Domestic beauty device company Classys experienced a sharp decline in the early trading session due to the burden of a large-scale new share listing issued during the merger with Iruda, along with reports of the major shareholder's sale push.
As of 9:20 a.m. on the 22nd, Classys was trading at 56,100 KRW on the KOSDAQ market, down 5,800 KRW (9.37%) from the previous session.
The stock opened at 59,200 KRW that day but plunged to a low of 55,600 KRW. This was a reversal within a day after hitting a 52-week high of 62,900 KRW during the previous session.
The sharp drop in stock price is believed to be influenced by concerns over the 'overhang (potential sell-off volume)' as the new shares issued during the absorption merger with Iruda began circulating from that day. The newly listed shares amount to 1,506,140, representing 2.3% of the total issued shares.

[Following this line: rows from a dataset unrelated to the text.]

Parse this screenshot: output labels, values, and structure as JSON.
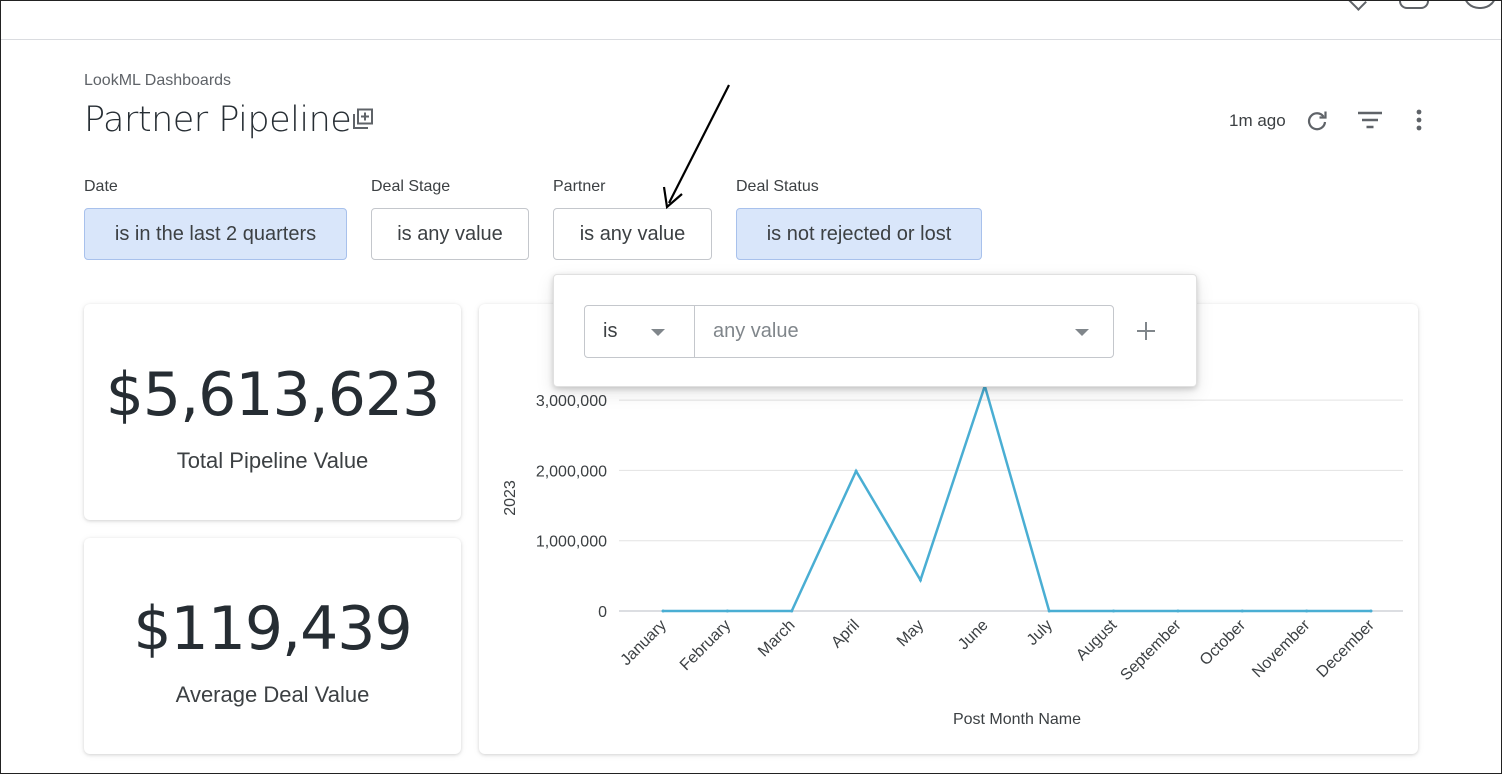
{
  "header": {
    "breadcrumb": "LookML Dashboards",
    "title": "Partner Pipeline",
    "updated": "1m ago"
  },
  "filters": [
    {
      "label": "Date",
      "value": "is in the last 2 quarters",
      "active": true
    },
    {
      "label": "Deal Stage",
      "value": "is any value",
      "active": false
    },
    {
      "label": "Partner",
      "value": "is any value",
      "active": false
    },
    {
      "label": "Deal Status",
      "value": "is not rejected or lost",
      "active": true
    }
  ],
  "popover": {
    "operator": "is",
    "value_placeholder": "any value"
  },
  "kpis": [
    {
      "value": "$5,613,623",
      "label": "Total Pipeline Value"
    },
    {
      "value": "$119,439",
      "label": "Average Deal Value"
    }
  ],
  "icons": {
    "duplicate": "add-to-board-icon",
    "refresh": "refresh-icon",
    "filter": "filter-list-icon",
    "more": "more-vert-icon",
    "add": "plus-icon"
  },
  "colors": {
    "accent_chip": "#d9e6fa",
    "series": "#4aaed3",
    "grid": "#e3e3e3"
  },
  "chart_data": {
    "type": "line",
    "x": [
      "January",
      "February",
      "March",
      "April",
      "May",
      "June",
      "July",
      "August",
      "September",
      "October",
      "November",
      "December"
    ],
    "series": [
      {
        "name": "2023",
        "values": [
          0,
          0,
          0,
          1990000,
          440000,
          3200000,
          0,
          0,
          0,
          0,
          0,
          0
        ]
      }
    ],
    "xlabel": "Post Month Name",
    "ylabel": "2023",
    "yticks": [
      0,
      1000000,
      2000000,
      3000000
    ],
    "ytick_labels": [
      "0",
      "1,000,000",
      "2,000,000",
      "3,000,000"
    ],
    "grid": true
  }
}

Reports from the previous day that Classys is up for sale as a merger and acquisition (M&A) target also shook investor sentiment. According to the reports, Bain Capital, a global private equity fund (PEF) operator and the largest shareholder of Classys, has entered the process of selling the company. The sale target includes approximately 61% of shares, including management rights.
However, the market is expressing expectations of synergy from the M&A. The third-quarter earnings outlook is also positive. Mirae Asset Securities forecasted Classys' third-quarter sales to increase by 23% year-on-year to 59.5 billion KRW, marking a record high. Operating profit is expected to rise by 20% to 29.7 billion KRW, meeting market expectations.
Researcher Kim Choong-hyun of Mirae Asset Securities stated in a report on the 21st, "The company's stock price has continued a rally, rising more than 20% over the past three months, establishing itself as a global leader in beauty devices," adding, "This is due to expectations of three synergies: becoming a total solution provider through equipment diversification after the Iruda merger, regional diversification and distribution optimization, and expansion of indications."
Researcher Kim estimated next year's sales to increase by 41% year-on-year to 348.1 billion KRW, with operating profit reaching 164.3 billion KRW. He explained, "The company has not yet provided specific synergy and financial guidance after the merger," and "The performance estimate was made by simply summing up Classys and Iruda."